L’homme qui pensait qu’il était Roumain

A côté de la Culture, le deuxième rempart de Sébastian contre l’écroulement de son monde est l’amitié. Il y croit religieusement, c’est-à-dire contre toute évidence. En effet, ses intimes, la fine fleur de la jeunesse intellectuelle bucarestoise – Camil Petrescu, Emil Cioran et Mircea Eliade – et surtout leur maître à penser à tous, Nae Ionescu, laissent libre cours à un antisémitisme de moins en moins inhibé. L’un après l’autre, ils rallient la Garde de fer, mouvement d’extrême droite fortement inspiré des fascistes et de la SA. La foi de Sebastian dans l’amitié et dans l’intelligence reste inébranlable, le conduisant à tolérer leurs pires dérives. Or, celles-ci vont crescendo. A la suite d’une série de violences antisémites, Camil Petrescu, celui-là même que Sebastian décrit comme l’une des plus belles intelligences et des plus délicates sensibilités de Roumanie, soutient que les Juifs eux-mêmes sont responsables de ces événements « regrettables » car, explique-t-il, ils sont « trop nombreux », « vivent ensemble dans une seule et même région, en Transylvanie », et « provoquent ». Sans oublier qu’ils se mêlent de ce qui ne les regarde pas et sont trop nationalistes. Avant de le quitter, Petrescu lance à son ami juif : « Qu’est-ce que le communisme sinon l’impérialisme des Juifs ? » En septembre 1939, à propos de la bataille de Varsovie, un autre de ses « chers amis, Mircea Eliade, lui soutient que « la résistance des Polonais à Varsovie est une résistance judaïque. Seuls les youpins, ajoute Eliade, sont capables d’utiliser les femmes et les enfants pour faire du chantage, en les jetant en première ligne – ils abusent des scrupules allemands ». Scrupules bien connus, en effet.

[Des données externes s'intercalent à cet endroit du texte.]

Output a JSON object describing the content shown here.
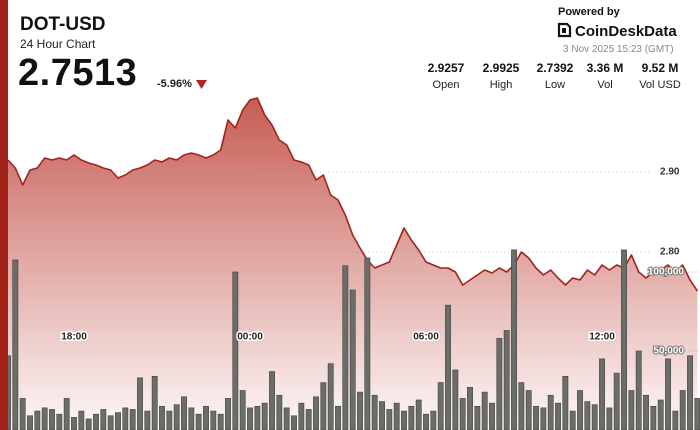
{
  "header": {
    "title": "DOT-USD",
    "subtitle": "24 Hour Chart",
    "price": "2.7513",
    "change": "-5.96%",
    "powered_by": "Powered by",
    "brand": "CoinDeskData",
    "timestamp": "3 Nov 2025 15:23 (GMT)",
    "stats": [
      {
        "value": "2.9257",
        "label": "Open"
      },
      {
        "value": "2.9925",
        "label": "High"
      },
      {
        "value": "2.7392",
        "label": "Low"
      },
      {
        "value": "3.36 M",
        "label": "Vol"
      },
      {
        "value": "9.52 M",
        "label": "Vol USD"
      }
    ]
  },
  "chart_data": {
    "type": "line",
    "x": [
      15.75,
      16,
      16.25,
      16.5,
      16.75,
      17,
      17.25,
      17.5,
      17.75,
      18,
      18.25,
      18.5,
      18.75,
      19,
      19.25,
      19.5,
      19.75,
      20,
      20.25,
      20.5,
      20.75,
      21,
      21.25,
      21.5,
      21.75,
      22,
      22.25,
      22.5,
      22.75,
      23,
      23.25,
      23.5,
      23.75,
      24,
      24.25,
      24.5,
      24.75,
      25,
      25.25,
      25.5,
      25.75,
      26,
      26.25,
      26.5,
      26.75,
      27,
      27.25,
      27.5,
      27.75,
      28,
      28.25,
      28.5,
      28.75,
      29,
      29.25,
      29.5,
      29.75,
      30,
      30.25,
      30.5,
      30.75,
      31,
      31.25,
      31.5,
      31.75,
      32,
      32.25,
      32.5,
      32.75,
      33,
      33.25,
      33.5,
      33.75,
      34,
      34.25,
      34.5,
      34.75,
      35,
      35.25,
      35.5,
      35.75,
      36,
      36.25,
      36.5,
      36.75,
      37,
      37.25,
      37.5,
      37.75,
      38,
      38.25,
      38.5,
      38.75,
      39,
      39.25
    ],
    "xlim": [
      15.75,
      39.34
    ],
    "xticks": [
      {
        "value": 18,
        "label": "18:00"
      },
      {
        "value": 24,
        "label": "00:00"
      },
      {
        "value": 30,
        "label": "06:00"
      },
      {
        "value": 36,
        "label": "12:00"
      }
    ],
    "ylim": [
      2.5775,
      3.015
    ],
    "yticks": [
      {
        "value": 2.8,
        "label": "2.80"
      },
      {
        "value": 2.9,
        "label": "2.90"
      }
    ],
    "y2lim": [
      0,
      221500
    ],
    "y2ticks": [
      {
        "value": 50000,
        "label": "50,000"
      },
      {
        "value": 100000,
        "label": "100,000"
      }
    ],
    "grid": true,
    "series": [
      {
        "color": "#a3231b",
        "area_color": "#c4544b",
        "values": [
          2.915,
          2.905,
          2.8838,
          2.9025,
          2.905,
          2.9175,
          2.915,
          2.9175,
          2.915,
          2.9213,
          2.915,
          2.9113,
          2.9088,
          2.905,
          2.9025,
          2.8925,
          2.8963,
          2.9025,
          2.905,
          2.9088,
          2.915,
          2.9125,
          2.9175,
          2.915,
          2.9213,
          2.9238,
          2.9213,
          2.9175,
          2.9213,
          2.9275,
          2.965,
          2.955,
          2.9775,
          2.99,
          2.9925,
          2.9713,
          2.9588,
          2.94,
          2.9338,
          2.915,
          2.9125,
          2.9088,
          2.89,
          2.8963,
          2.8713,
          2.865,
          2.8463,
          2.8213,
          2.805,
          2.79,
          2.78,
          2.7838,
          2.7875,
          2.8088,
          2.83,
          2.815,
          2.8025,
          2.7875,
          2.7838,
          2.78,
          2.78,
          2.775,
          2.7588,
          2.765,
          2.7713,
          2.7775,
          2.7738,
          2.78,
          2.775,
          2.7838,
          2.8,
          2.7925,
          2.78,
          2.7713,
          2.7775,
          2.7675,
          2.7588,
          2.7675,
          2.765,
          2.7775,
          2.7713,
          2.7838,
          2.7775,
          2.7838,
          2.78,
          2.7963,
          2.775,
          2.7675,
          2.775,
          2.7775,
          2.7838,
          2.775,
          2.7838,
          2.765,
          2.7513
        ]
      },
      {
        "type": "bar",
        "axis": "y2",
        "color": "#6b6d69",
        "values": [
          47000,
          107600,
          20000,
          9000,
          12000,
          14000,
          13000,
          10000,
          20000,
          8000,
          12000,
          7000,
          10000,
          13000,
          9000,
          11000,
          14000,
          13000,
          33000,
          12000,
          34000,
          15000,
          12000,
          16000,
          21000,
          14000,
          10000,
          15000,
          12000,
          10000,
          20000,
          100000,
          25000,
          14000,
          15000,
          17000,
          37000,
          22000,
          14000,
          9000,
          17000,
          13000,
          21000,
          30000,
          42000,
          15000,
          104000,
          88600,
          24000,
          108900,
          22000,
          18000,
          13000,
          17000,
          12000,
          15000,
          19000,
          10000,
          12000,
          30000,
          79000,
          38000,
          20000,
          27000,
          15000,
          24000,
          17000,
          58000,
          63000,
          114000,
          30000,
          25000,
          15000,
          14000,
          22000,
          17000,
          34000,
          12000,
          25000,
          18000,
          16000,
          45000,
          14000,
          36000,
          114000,
          25000,
          50000,
          22000,
          15000,
          19000,
          45000,
          12000,
          25000,
          47000,
          20000
        ]
      }
    ]
  }
}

Confronté à de tels incidents, Sébastian s’interroge. « L’amitié est-elle possible avec des gens qui ont en commun toute une série d’idées et de sentiments qui me sont étrangers, tellement étrangers qu’il suffirait que j’entre dans la pièce pour qu’ils se taisent brusquement, gênés, honteux ? », se demande-t-il. Mais il s’emploie vite à balayer ses propres doutes, tant l’amitié qu’il éprouve pour ses compagnons lui semble être un pilier qui soutient le ciel et l’empêche de tomber. Aussi, bien plus douloureux que la bêtise environnante, l’opportunisme et l’arrivisme cynique de ses amis lui portent-ils les coups le plus durs. La découverte de l’imposture intellectuelle de Nae Ionescu lui fait confier à son journal cette pensé dans laquelle son âme est tout entière exposée. Que son maître ait rallié la Garde de fer lui paraît moins blessant que son manque d’honnêteté intellectuelle. « Si au moins il était véritablement garde de fer, sincèrement, et non par calcul. » Dans cet enfer où la lâcheté le dispute à la trahison, seul Eugène Ionesco, résistant à la « rhinocérisation » ambiante, demeure fidèle à Sebastian – et à lui-même.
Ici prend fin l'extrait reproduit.